If you’re wearing a colour that doesn’t complement your skin tone, it’s almost immediately obvious, as you’ll look washed out, tired or even sick. Colours that do enhance and complement your skin tone will give your skin, lips, cheeks and eyes a new brightness and vibrancy; they’ll bring out colour in your face and will make you look healthy, happy and full of life. Indeed, every bride wants to look healthy, happy and full of life on her wedding day.
One of the oldest tricks in the book to determine skin tone is simple: Do you look better in white or cream? If white brings colour to your face, you’re a cool tone, but if you look livelier in cream, you’re a warm tone. With this in mind you can start shopping for your wedding gown with a little more knowledge under your belt. But don’t be fooled; every designer’s interpretation of colour is very different, hence it’s always advisable to wear the dress in natural light to ensure it’s the right shade for you. If you have any doubts discuss them with your designer; they are experts when it comes to shape, style and palette.

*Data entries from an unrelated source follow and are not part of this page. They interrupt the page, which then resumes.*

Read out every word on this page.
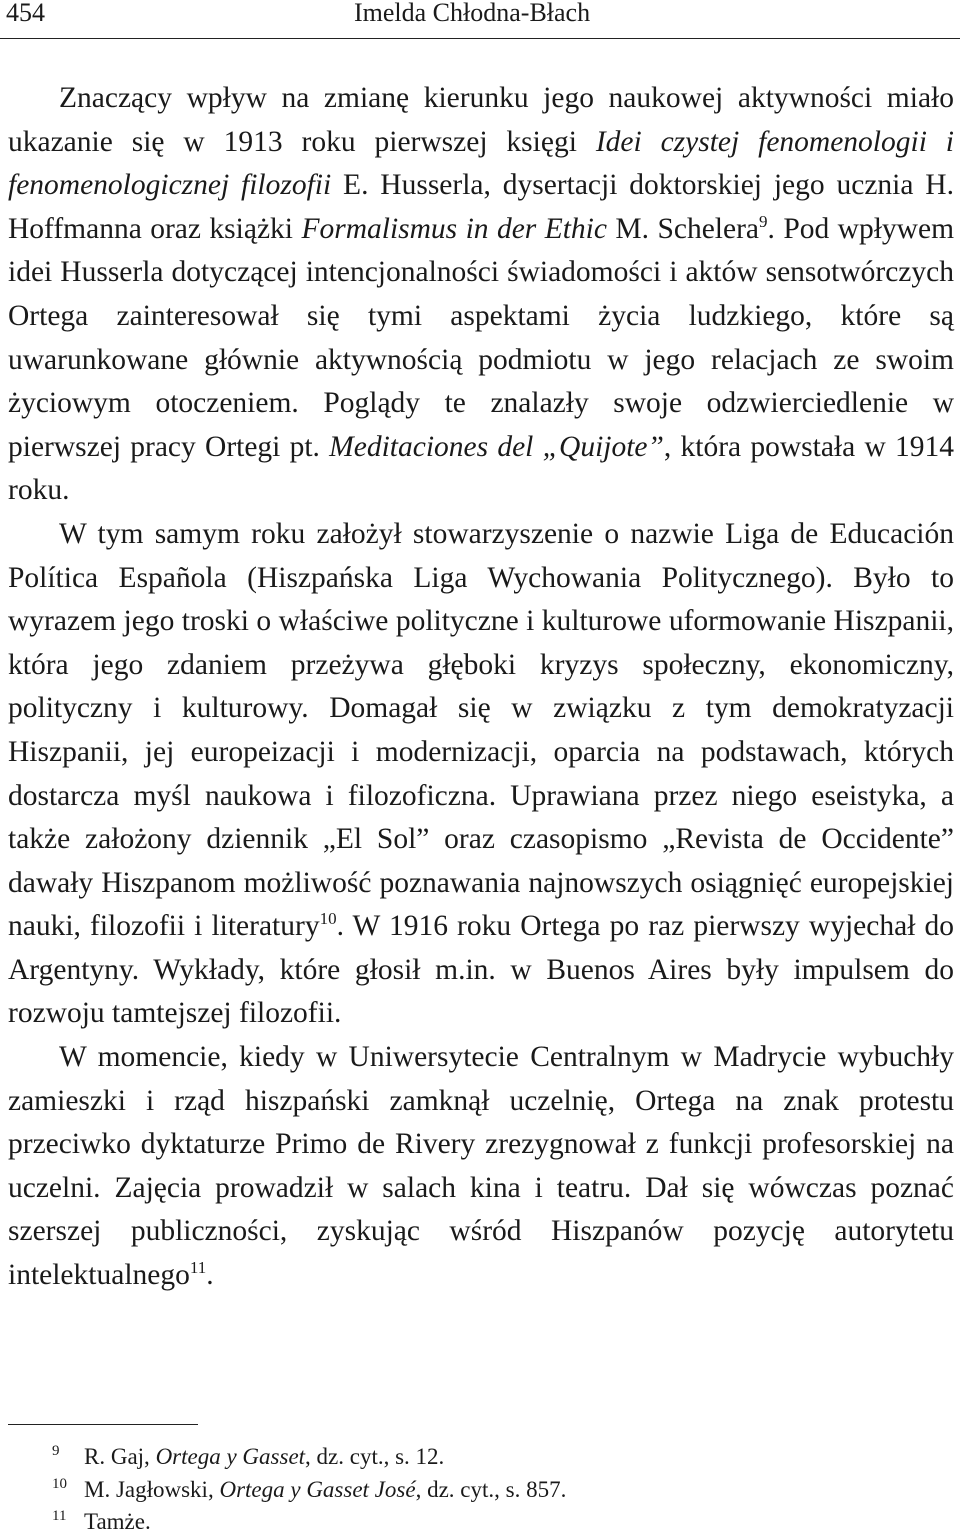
454	Imelda Chłodna-Błach

Znaczący wpływ na zmianę kierunku jego naukowej aktywności miało ukazanie się w 1913 roku pierwszej księgi Idei czystej fenomenologii i fenomenologicznej filozofii E. Husserla, dysertacji doktorskiej jego ucznia H. Hoffmanna oraz książki Formalismus in der Ethic M. Schelera$^9$. Pod wpływem idei Husserla dotyczącej intencjonalności świadomości i aktów sensotwórczych Ortega zainteresował się tymi aspektami życia ludzkiego, które są uwarunkowane głównie aktywnością podmiotu w jego relacjach ze swoim życiowym otoczeniem. Poglądy te znalazły swoje odzwierciedlenie w pierwszej pracy Ortegi pt. Meditaciones del „Quijote”, która powstała w 1914 roku.

W tym samym roku założył stowarzyszenie o nazwie Liga de Educación Política Española (Hiszpańska Liga Wychowania Politycznego). Było to wyrazem jego troski o właściwe polityczne i kulturowe uformowanie Hiszpanii, która jego zdaniem przeżywa głęboki kryzys społeczny, ekonomiczny, polityczny i kulturowy. Domagał się w związku z tym demokratyzacji Hiszpanii, jej europeizacji i modernizacji, oparcia na podstawach, których dostarcza myśl naukowa i filozoficzna. Uprawiana przez niego eseistyka, a także założony dziennik „El Sol” oraz czasopismo „Revista de Occidente” dawały Hiszpanom możliwość poznawania najnowszych osiągnięć europejskiej nauki, filozofii i literatury$^{10}$. W 1916 roku Ortega po raz pierwszy wyjechał do Argentyny. Wykłady, które głosił m.in. w Buenos Aires były impulsem do rozwoju tamtejszej filozofii.

W momencie, kiedy w Uniwersytecie Centralnym w Madrycie wybuchły zamieszki i rząd hiszpański zamknął uczelnię, Ortega na znak protestu przeciwko dyktaturze Primo de Rivery zrezygnował z funkcji profesorskiej na uczelni. Zajęcia prowadził w salach kina i teatru. Dał się wówczas poznać szerszej publiczności, zyskując wśród Hiszpanów pozycję autorytetu intelektualnego$^{11}$.

9 R. Gaj, Ortega y Gasset, dz. cyt., s. 12.
10 M. Jagłowski, Ortega y Gasset José, dz. cyt., s. 857.
11 Tamże.
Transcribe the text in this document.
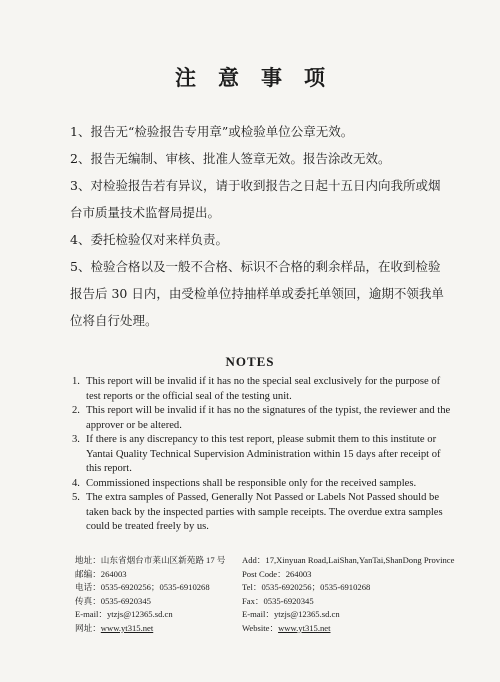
注意事项
1、报告无“检验报告专用章”或检验单位公章无效。
2、报告无编制、审核、批准人签章无效。报告涂改无效。
3、对检验报告若有异议，请于收到报告之日起十五日内向我所或烟台市质量技术监督局提出。
4、委托检验仅对来样负责。
5、检验合格以及一般不合格、标识不合格的剩余样品，在收到检验报告后 30 日内，由受检单位持抽样单或委托单领回，逾期不领我单位将自行处理。
NOTES
1. This report will be invalid if it has no the special seal exclusively for the purpose of test reports or the official seal of the testing unit.
2. This report will be invalid if it has no the signatures of the typist, the reviewer and the approver or be altered.
3. If there is any discrepancy to this test report, please submit them to this institute or Yantai Quality Technical Supervision Administration within 15 days after receipt of this report.
4. Commissioned inspections shall be responsible only for the received samples.
5. The extra samples of Passed, Generally Not Passed or Labels Not Passed should be taken back by the inspected parties with sample receipts. The overdue extra samples could be treated freely by us.
地址：山东省烟台市莱山区新苑路 17 号
邮编：264003
电话：0535-6920256；0535-6910268
传真：0535-6920345
E-mail：ytzjs@12365.sd.cn
网址：www.yt315.net
Add：17,Xinyuan Road,LaiShan,YanTai,ShanDong Province
Post Code：264003
Tel：0535-6920256；0535-6910268
Fax：0535-6920345
E-mail：ytzjs@12365.sd.cn
Website：www.yt315.net
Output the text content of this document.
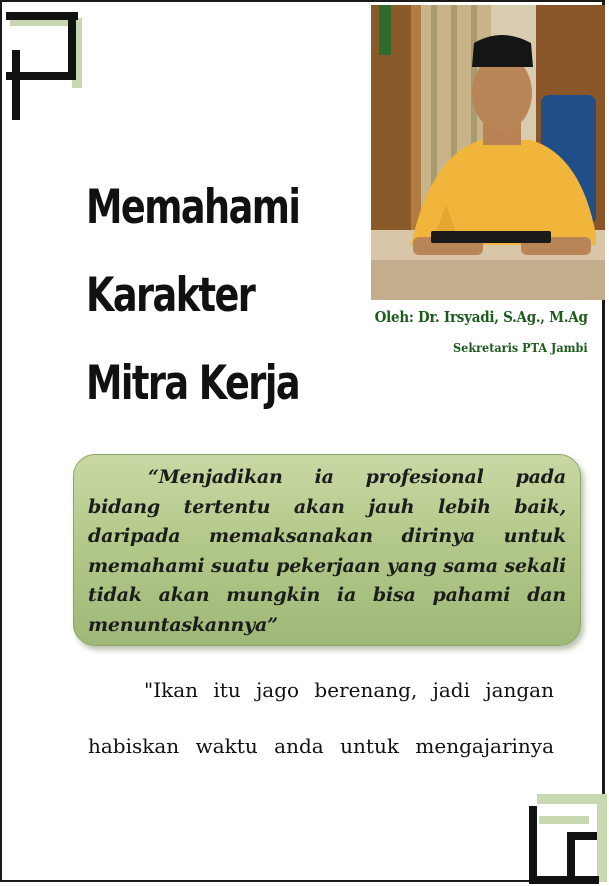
Memahami
Karakter
Mitra Kerja
Oleh: Dr. Irsyadi, S.Ag., M.Ag
Sekretaris PTA Jambi
“Menjadikan ia profesional pada bidang tertentu akan jauh lebih baik, daripada memaksanakan dirinya untuk memahami suatu pekerjaan yang sama sekali tidak akan mungkin ia bisa pahami dan menuntaskannya”
"Ikan itu jago berenang, jadi jangan
habiskan waktu anda untuk mengajarinya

Beauty blogger, Robin Black explains another fail-safe method of identifying your skin tone: “One way to determine the undertone of your skin is to look in a mirror while holding a piece of white paper next to your face. If your skin looks yellow, gold or red in comparison to the white paper, then you have a warm skin tone. If your skin looks pink or bluish, then you have a cool tone.”
Geraldine Quinnell, designer at Q’nique Bridal, emphasises the fact that there are a plethora of white and ivory shades; just because the label says ‘white’ it doesn’t necessary mean ‘pure white’. “Whites can vary; some whites can have a blue/mauve tint for example, while other can have a yellow tint but still be called white. Every bridal designer uses their own specific fabrics and the whites can vary so if you are trying on a gown in cream or ivory and want to order it in white always check the designer’s white fabric before ordering. There are also a myriad of shades called cream or ivory. They can vary from just off-white to a rich buttery cream and all the shades in between, too many to count!”
Surprisingly, Geraldine sells white gowns to only five per cent of her brides! Her biggest sellers are ivory (an off-white that most people consider white) and pearl (a dusky pale pink). “When ivory lace or tulle is over the top of the pearl it creates a gorgeous soft blush tone that suits many complexions. Most brides aren’t so sure about the thought of wearing ‘pink’ but when they compare the ivory to the pearl colour and see how it lifts their skin tone, it’s often the colour they choose.”
And if you’re concerned that you’re groom will be disappointed that you’re wearing an ivory wedding dress in lieu of his ideal white, take note of Geraldine’s advice. “If I’m at a wedding where the bride is wearing ivory or cream I always ask the groom what he thinks of the colour of her gown. Without doubt he will say she’s wearing a white dress.”